In England, the word estate is probably most often used to refer to a housing development. It’s especially associated with ‘council estates’ of public housing. Equivalent terms in use elsewhere include housing scheme (Scotland) and housing project (North America). Unfortunately, such estates are linked in many people’s minds with higher crime rates.
Recently a Facebook friend of mine who lives in the London area had his motor scooter stolen; he subsequently posted this announcement:
I confess that my first thought was of an abandoned bike on a council estate. But then I remembered that my friend’s first language is Spanish. Spanish doesn’t allow words to begin with /s/ plus a stop consonant, preventing this by adding an initial /e/. So for Spain, student and scandal, Spanish has España, estudiante and escándalo. At that point I realized that my friend wasn’t referring to the bike’s location, but rather to its condition – its state.
It’s particularly tricky for speakers of Spanish (and other languages) to pronounce s + stop clusters when another consonant precedes.
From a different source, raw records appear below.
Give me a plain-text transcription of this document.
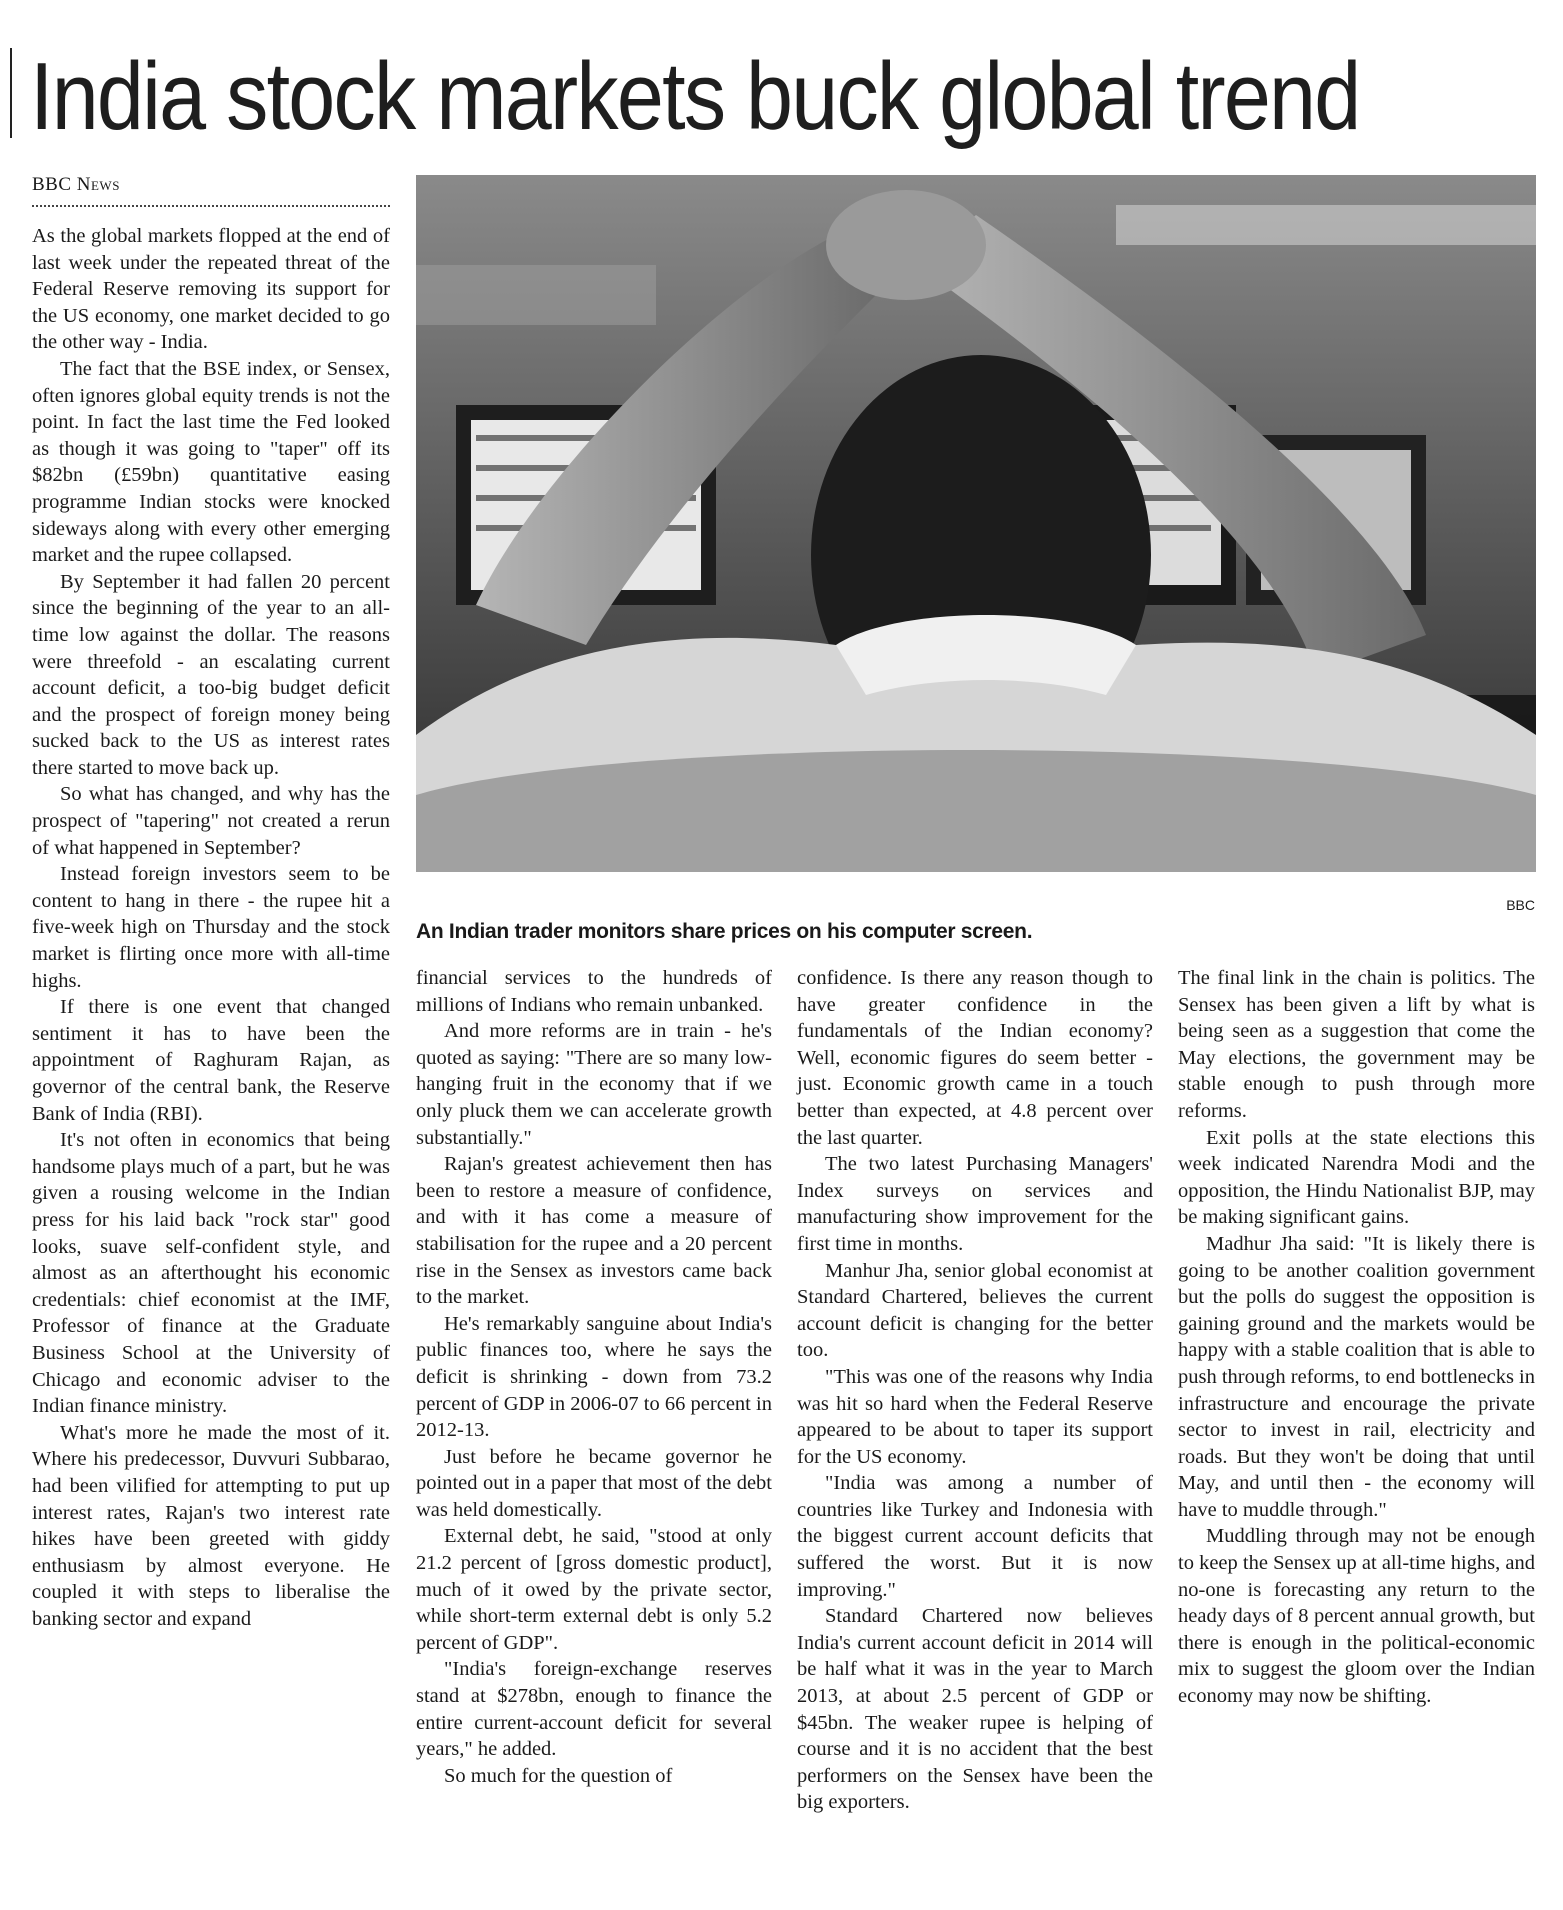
India stock markets buck global trend
BBC News
BBC
An Indian trader monitors share prices on his computer screen.

As the global markets flopped at the end of last week under the repeated threat of the Federal Reserve removing its support for the US economy, one market decided to go the other way - India.

The fact that the BSE index, or Sensex, often ignores global equity trends is not the point. In fact the last time the Fed looked as though it was going to "taper" off its $82bn (£59bn) quantitative easing programme Indian stocks were knocked sideways along with every other emerging market and the rupee collapsed.

By September it had fallen 20 percent since the beginning of the year to an all-time low against the dollar. The reasons were threefold - an escalating current account deficit, a too-big budget deficit and the prospect of foreign money being sucked back to the US as interest rates there started to move back up.

So what has changed, and why has the prospect of "tapering" not created a rerun of what happened in September?

Instead foreign investors seem to be content to hang in there - the rupee hit a five-week high on Thursday and the stock market is flirting once more with all-time highs.

If there is one event that changed sentiment it has to have been the appointment of Raghuram Rajan, as governor of the central bank, the Reserve Bank of India (RBI).

It's not often in economics that being handsome plays much of a part, but he was given a rousing welcome in the Indian press for his laid back "rock star" good looks, suave self-confident style, and almost as an afterthought his economic credentials: chief economist at the IMF, Professor of finance at the Graduate Business School at the University of Chicago and economic adviser to the Indian finance ministry.

What's more he made the most of it. Where his predecessor, Duvvuri Subbarao, had been vilified for attempting to put up interest rates, Rajan's two interest rate hikes have been greeted with giddy enthusiasm by almost everyone. He coupled it with steps to liberalise the banking sector and expand

financial services to the hundreds of millions of Indians who remain unbanked.

And more reforms are in train - he's quoted as saying: "There are so many low-hanging fruit in the economy that if we only pluck them we can accelerate growth substantially."

Rajan's greatest achievement then has been to restore a measure of confidence, and with it has come a measure of stabilisation for the rupee and a 20 percent rise in the Sensex as investors came back to the market.

He's remarkably sanguine about India's public finances too, where he says the deficit is shrinking - down from 73.2 percent of GDP in 2006-07 to 66 percent in 2012-13.

Just before he became governor he pointed out in a paper that most of the debt was held domestically.

External debt, he said, "stood at only 21.2 percent of [gross domestic product], much of it owed by the private sector, while short-term external debt is only 5.2 percent of GDP".

"India's foreign-exchange reserves stand at $278bn, enough to finance the entire current-account deficit for several years," he added.

So much for the question of

confidence. Is there any reason though to have greater confidence in the fundamentals of the Indian economy? Well, economic figures do seem better - just. Economic growth came in a touch better than expected, at 4.8 percent over the last quarter.

The two latest Purchasing Managers' Index surveys on services and manufacturing show improvement for the first time in months.

Manhur Jha, senior global economist at Standard Chartered, believes the current account deficit is changing for the better too.

"This was one of the reasons why India was hit so hard when the Federal Reserve appeared to be about to taper its support for the US economy.

"India was among a number of countries like Turkey and Indonesia with the biggest current account deficits that suffered the worst. But it is now improving."

Standard Chartered now believes India's current account deficit in 2014 will be half what it was in the year to March 2013, at about 2.5 percent of GDP or $45bn. The weaker rupee is helping of course and it is no accident that the best performers on the Sensex have been the big exporters.

The final link in the chain is politics. The Sensex has been given a lift by what is being seen as a suggestion that come the May elections, the government may be stable enough to push through more reforms.

Exit polls at the state elections this week indicated Narendra Modi and the opposition, the Hindu Nationalist BJP, may be making significant gains.

Madhur Jha said: "It is likely there is going to be another coalition government but the polls do suggest the opposition is gaining ground and the markets would be happy with a stable coalition that is able to push through reforms, to end bottlenecks in infrastructure and encourage the private sector to invest in rail, electricity and roads. But they won't be doing that until May, and until then - the economy will have to muddle through."

Muddling through may not be enough to keep the Sensex up at all-time highs, and no-one is forecasting any return to the heady days of 8 percent annual growth, but there is enough in the political-economic mix to suggest the gloom over the Indian economy may now be shifting.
If this includes you, you should practise the difference between what estate
and what state:
Make sure you link the words what and state, so the /s/ is pronounced as if it were on the end of the first word, like watts. Here it is again, very slowly:
Some readers may be more familiar with the older term country estate (eg the fictional Downton Abbey). It’s possible that the modern use of the word estate was carried over from the country estates on which some housing developments were built.
Another modern British use of the word estate is for a car with an extended roof at the rear, equivalent to station wagon elsewhere.